Sarah fonda un foyer exemplaire. Elle donna naissance à sept enfants assez rapprochés et semblait avoir retrouvé quelque peu la sérénité qui lui avait fait défaut depuis le fameux incident avec Judith. Je le savais car il se trouve que nous habitions dans le même quartier. Bien que nous nous trouvions à deux extrémités, il nous arrivait parfois de nous rencontrer au parc ou chez le médecin, où alors nous prenions le temps d’échanger quelques paroles. À chacune de ces rencontres, je ne pouvais m’empêcher de me poser les mêmes questions : Sarah se souvenait-elle encore de ce qu'il s’était passé au séminaire ? Était-elle oui ou non l’auteure des menaces proférées contre Judith ? Souffrait-elle encore de la terrible solitude qui s’en était suivie ? Regrettait-elle son acte ? Toutes ces questions se bousculaient en moi sans que je n’ose rien lui en révéler. Et sans que je n’y trouve réponse.
* * *
Les années passèrent. Nos enfants respectifs grandirent, les garçons entrèrent en Yéchiva et les filles au séminaire. Un jour, je reçus un appel de Sarah :
« Chalom Muriel, comment vas-tu ?
- Très bien merci, et toi ?
- Grâce à D.ieu, tout va bien. Je t’appelle parce que nous avons reçu une proposition de Chiddoukh pour notre fils et il se trouve que la jeune fille en question est dans la même classe que ta fille. Comme je sais que tu connais bien sa mère, j’aurais aimé si possible que tu nous renseignes un petit peu à leur sujet.
- Avec plaisir, de qui s’agit-il ?
- D’Odélia, la fille de Déborah qui était avec nous en classe au séminaire.
- (Silence) La fille de Déborah ? Euh… Très bien, laisse-moi vérifier cela pour toi. »
Je me pressai de raccrocher. Je sentis une vague de sueur froide m’envahir. Déborah, c’est ma meilleure amie depuis le collège. Il fallait absolument que je l’empêche de s’empêtrer dans une telle affaire… Oui, mais comment faire ? Se souvenait-elle de la fameuse histoire qui s’était déroulée avec Judith ? Était-ce moi qui devais le lui rappeler ? Et surtout… comment trahir Sarah, qui avait placé en moi toute sa confiance pour que je la renseigne ?

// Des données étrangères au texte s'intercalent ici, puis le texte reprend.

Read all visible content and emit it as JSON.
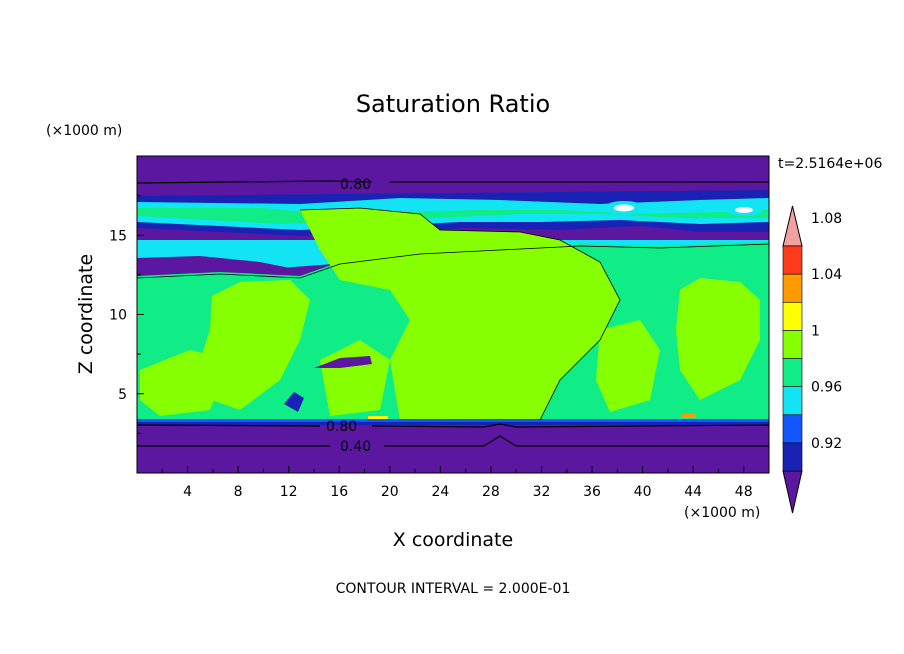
{
  "chart_data": {
    "type": "contour",
    "title": "Saturation Ratio",
    "xlabel": "X coordinate",
    "ylabel": "Z coordinate",
    "x_units": "(×1000 m)",
    "y_units": "(×1000 m)",
    "xlim": [
      0,
      50
    ],
    "ylim": [
      0,
      20
    ],
    "x_ticks": [
      "4",
      "8",
      "12",
      "16",
      "20",
      "24",
      "28",
      "32",
      "36",
      "40",
      "44",
      "48"
    ],
    "y_ticks": [
      "5",
      "10",
      "15"
    ],
    "time_label": "t=2.5164e+06",
    "footer": "CONTOUR INTERVAL = 2.000E-01",
    "contour_labels": [
      "0.80",
      "0.80",
      "0.40"
    ],
    "colorbar": {
      "labels": [
        "0.92",
        "0.96",
        "1",
        "1.04",
        "1.08"
      ],
      "colors": [
        "#5b17a0",
        "#1a22b5",
        "#1358ff",
        "#12e4f4",
        "#10ed86",
        "#86ff00",
        "#ffff00",
        "#ff9a00",
        "#ff3b1c",
        "#f2a1a1"
      ]
    },
    "fill_colors": {
      "below": "#5b17a0",
      "dark_blue": "#1a22b5",
      "blue": "#1358ff",
      "cyan": "#12e4f4",
      "green": "#10ed86",
      "lime": "#86ff00",
      "yellow": "#ffff00",
      "orange": "#ff9a00"
    }
  }
}
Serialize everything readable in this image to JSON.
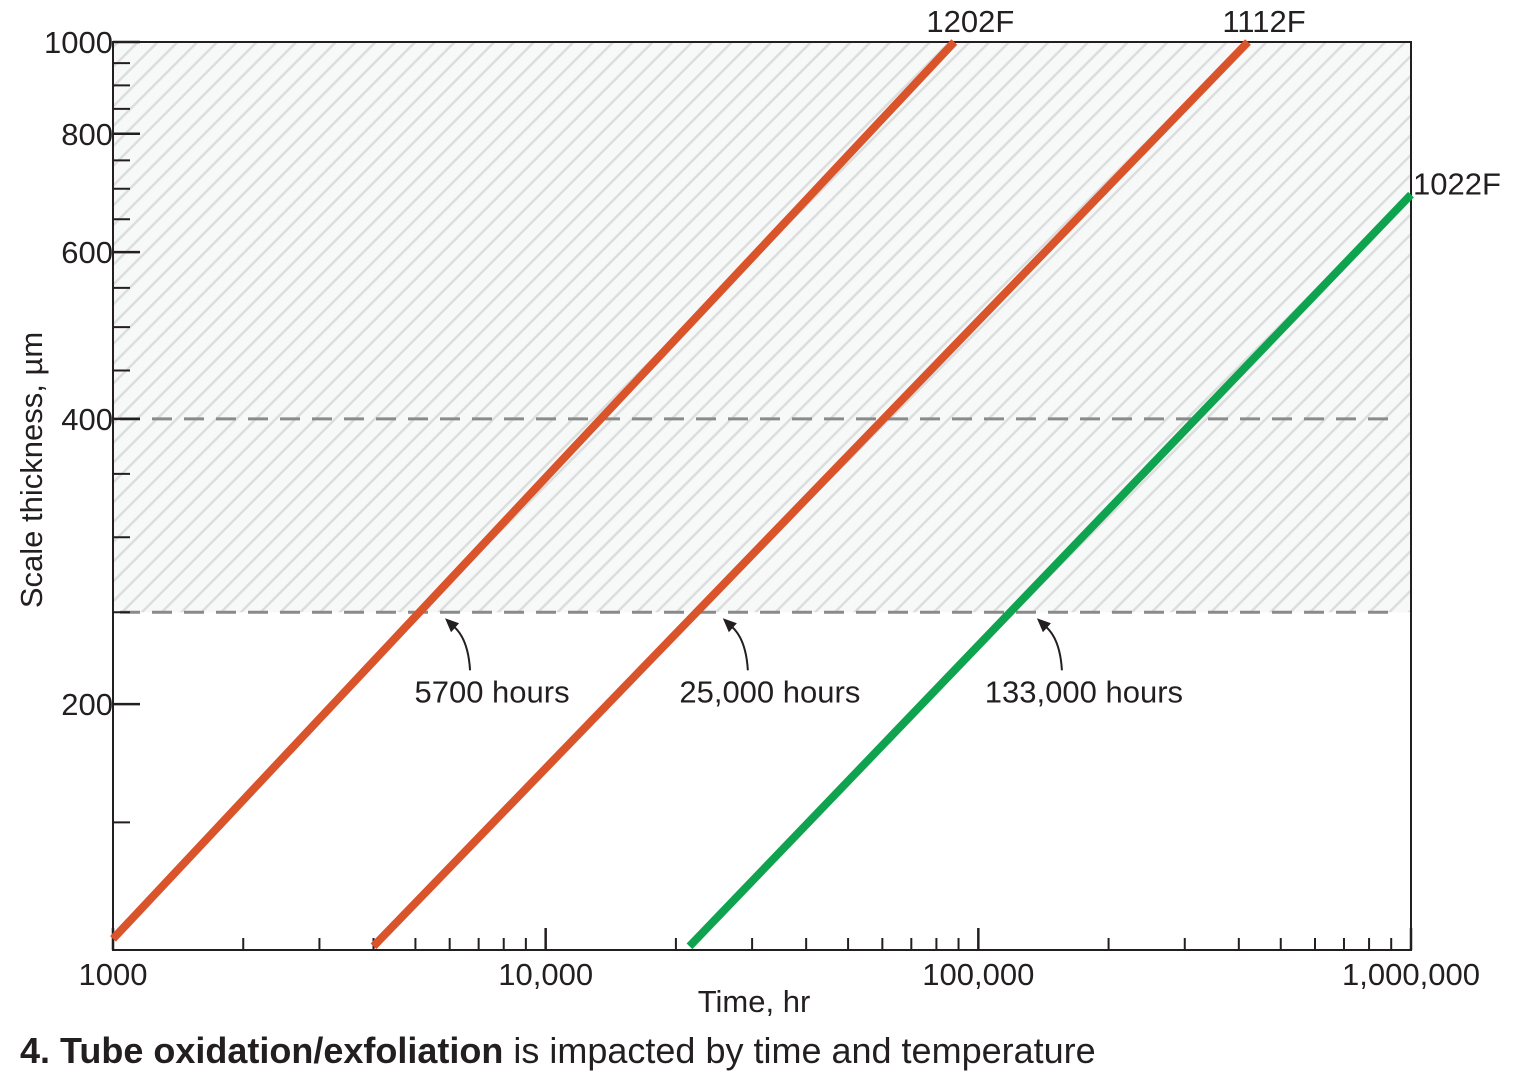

Quand mon mari rentra le soir du travail, il me trouva seule assise au salon, pâle comme un linge.
« Que se passe-t-il ?, me demanda-t-il.
- Sarah m’a appelée pour me dire qu’on lui a proposé pour son fils Odélia, la fille de Déborah.
- Et ?
- Et je ne pense pas pouvoir laisser ma meilleure amie se lier avec une telle famille.
- Tu veux parler de ce qu’il s’est passé lorsque vous étiez au séminaire ?
- Oui. C’est de cela dont je veux parler.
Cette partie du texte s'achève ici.